This method of reading works perfectly fine for Shianshenka
as you don’t actually miss any important details. If you prefer to
take your time reading and savor these breaks, however, you might find
that the book is even more suited to you than it would seem so far.
This is because ten of the songs included in the novel were recorded
and posted to Youtube, including brilliant animated images. Like the
book, these short music videos (which can be found on Youtube or by
scanning a QR code inside the book) are slow, colorful and moody, and
spare no effort. While they have no flashy visuals or million dollar
budget, they’re on the outer end of what someone at home could produce,
meaning that they clearly took both effort and talent, both in the audio
and video side of the production. This is something that I’d like to
see more authors who are talented in other realms do with their books.
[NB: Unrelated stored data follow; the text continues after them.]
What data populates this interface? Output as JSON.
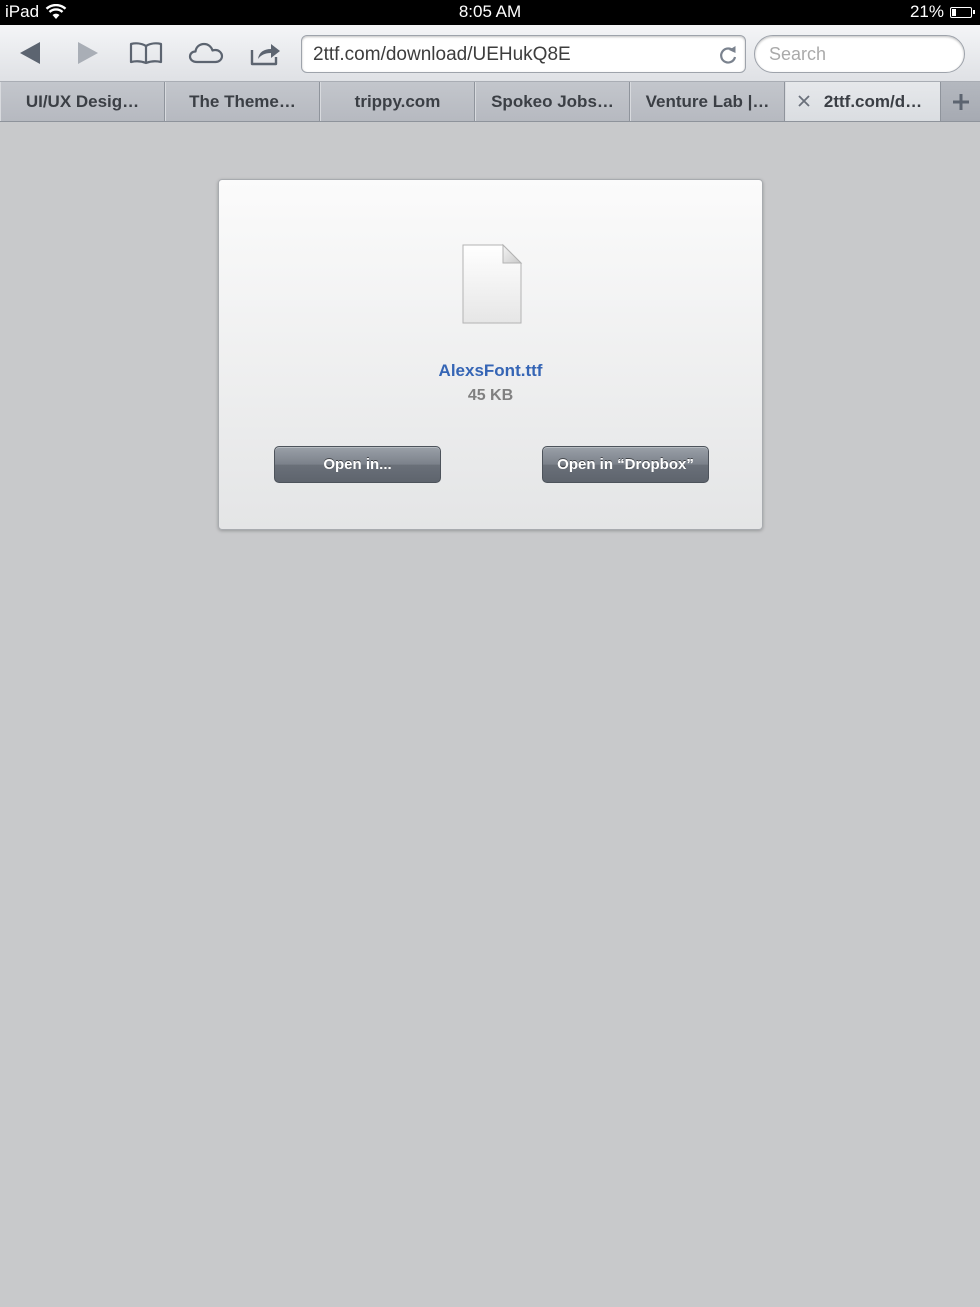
{
  "status_bar": {
    "device": "iPad",
    "time": "8:05 AM",
    "battery": "21%",
    "battery_level": 0.21
  },
  "toolbar": {
    "url": "2ttf.com/download/UEHukQ8E",
    "search_placeholder": "Search"
  },
  "tabs": [
    {
      "label": "UI/UX Desig…",
      "active": false
    },
    {
      "label": "The Theme…",
      "active": false
    },
    {
      "label": "trippy.com",
      "active": false
    },
    {
      "label": "Spokeo Jobs…",
      "active": false
    },
    {
      "label": "Venture Lab |…",
      "active": false
    },
    {
      "label": "2ttf.com/d…",
      "active": true
    }
  ],
  "download": {
    "file_name": "AlexsFont.ttf",
    "file_size": "45 KB",
    "open_in_label": "Open in...",
    "open_in_dropbox_label": "Open in “Dropbox”",
    "link_color": "#3565b5"
  }
}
If Star Wars is the rock and roll of Science Fiction, Doctor Who the Disco and Star Trek the marching band, Shianshenka
is the easy listening channel. It’s the Discovery channel documentary
soundtrack of Sci-Fi novels, with native music spread throughout in the
form of the actual soundtrack of the book. If you’re a fan of
anthropological Fantasy and Sci-Fi, this book might be something for you
to spend hours on learning about the various Zhongzi (there is a cheat
sheet in the Appendices to help you keep track, by the way). If this
isn’t the type of book you read every day, but you enjoy scenes like
Tolkien telling you about the lives of elves and goblins or experiencing
new worlds in general, you might enjoy this at a slower pace, something
that you check into when you’re in the mood. In either case, if you’re
a fan of books set in strange, unusual places and your enjoyment of the
book doesn’t hinge on action and other immediate results, it’s
something that’s worth checking out.